Soon, the summer was over and it was time for the 10k in Fargo in October.  I wasn't sure what to expect since I had never run in an event with that many people.  It turned out to be a complete blast.  I thought maybe there would be some others wearing Vibrams or running barefoot, but everyone that I saw was in running shoes.  I got a few looks from people and a few questions.  At the starting line, one guy asked, "Doesn't it hurt when you step on a rock?"  I just smiled and said, "I don't step on rocks."  :) 

Based on my training, I knew I could run it in under an hour, but I wasn't sure by how much.  I ended up finishing with a time of 54:23, finishing 115th overall out of 640 runners, 12/26 in my division, and 64/171 male finishers.  Even better, I finished feeling fantastic with absolutely no pain or soreness.  I sprinted across the finish line with a huge grin on my face.  I kept running through the fall, but that was it for races for me in 2010. 

So, with 2011 already 13 days old, I'm beginning again.  Based on my experiences of 2010, both the failures and successes, I've decided to aim again for the Fargo half marathon in May.  I'm more confident that I will reach my goal this time, but also more cautious.  My training is different this time.  I'm going to try to focus on cross-training, including some weight lifting (something I've never been fond of), and running less each time out.  I know my right foot can't take the pounding of running more than 6 miles on pavement very often, so I'm going to have to be careful.  I find that if I can get 3 miles in every day, that feels better than trying to run 6 or 7 miles every other day.  I will also try to do a lot more running on soft surfaces.  My experience at the 10k was that, when I'm feeling good, I can run and run and run.  The only thing keeping me from running more was the finish line.  I know my foot will hurt after the half marathon and I'll have to take some time off then, but I'm confident that I can keep it healthy until race day. 

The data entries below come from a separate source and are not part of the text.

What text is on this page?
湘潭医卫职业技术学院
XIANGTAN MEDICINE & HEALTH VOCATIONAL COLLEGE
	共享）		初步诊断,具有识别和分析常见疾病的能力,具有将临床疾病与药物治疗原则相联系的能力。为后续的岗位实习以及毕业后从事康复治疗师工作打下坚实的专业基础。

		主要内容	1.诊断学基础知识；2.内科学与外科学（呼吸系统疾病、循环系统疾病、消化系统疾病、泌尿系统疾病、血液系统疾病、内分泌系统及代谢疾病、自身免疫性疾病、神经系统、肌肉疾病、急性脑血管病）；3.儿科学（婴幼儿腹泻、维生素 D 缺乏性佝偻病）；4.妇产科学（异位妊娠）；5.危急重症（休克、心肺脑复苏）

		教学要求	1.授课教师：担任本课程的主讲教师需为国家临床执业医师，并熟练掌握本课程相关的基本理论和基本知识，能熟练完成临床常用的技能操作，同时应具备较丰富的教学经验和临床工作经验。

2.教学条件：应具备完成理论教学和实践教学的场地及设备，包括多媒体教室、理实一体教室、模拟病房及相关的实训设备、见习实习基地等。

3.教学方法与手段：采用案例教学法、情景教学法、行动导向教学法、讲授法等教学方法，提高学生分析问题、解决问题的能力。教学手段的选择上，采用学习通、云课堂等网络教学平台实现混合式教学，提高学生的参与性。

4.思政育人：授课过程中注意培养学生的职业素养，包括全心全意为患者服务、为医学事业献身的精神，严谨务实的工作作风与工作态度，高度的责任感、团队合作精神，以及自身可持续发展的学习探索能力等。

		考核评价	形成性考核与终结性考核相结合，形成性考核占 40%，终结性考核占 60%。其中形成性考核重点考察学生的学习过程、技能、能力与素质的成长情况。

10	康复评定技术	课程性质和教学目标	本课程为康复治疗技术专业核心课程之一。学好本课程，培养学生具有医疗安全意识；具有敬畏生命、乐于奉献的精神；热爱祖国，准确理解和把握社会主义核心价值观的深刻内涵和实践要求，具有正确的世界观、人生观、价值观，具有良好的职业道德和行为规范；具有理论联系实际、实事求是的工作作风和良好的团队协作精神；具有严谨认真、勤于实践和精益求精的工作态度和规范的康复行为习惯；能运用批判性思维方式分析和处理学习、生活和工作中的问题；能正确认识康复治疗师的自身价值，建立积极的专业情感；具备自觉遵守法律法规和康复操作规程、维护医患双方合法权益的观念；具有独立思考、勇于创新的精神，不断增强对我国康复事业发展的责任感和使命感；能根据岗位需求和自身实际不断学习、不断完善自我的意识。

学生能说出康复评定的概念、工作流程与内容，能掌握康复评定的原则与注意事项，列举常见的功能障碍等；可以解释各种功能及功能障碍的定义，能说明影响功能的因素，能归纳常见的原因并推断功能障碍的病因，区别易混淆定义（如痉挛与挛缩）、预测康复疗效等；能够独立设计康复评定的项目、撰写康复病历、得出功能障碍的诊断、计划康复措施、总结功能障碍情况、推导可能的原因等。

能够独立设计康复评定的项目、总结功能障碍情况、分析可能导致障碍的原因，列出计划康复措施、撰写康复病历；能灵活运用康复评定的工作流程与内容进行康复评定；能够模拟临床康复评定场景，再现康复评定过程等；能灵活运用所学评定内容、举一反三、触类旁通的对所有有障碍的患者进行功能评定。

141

With lots of snow and ice outside, it will be a while before I can even think about running.  I did run in the middle of a snowstorm a while back, which was exhilarating.  Nothing like looking back and seeing barefoot prints in the snow!  On a related note (and I'll write more about this later), in order to keep my cardio activity level higher during the winter, I've taken up cross country skiing.  I haven't been able to do it very often, unfortunately, but the time I've spent doing it has been great.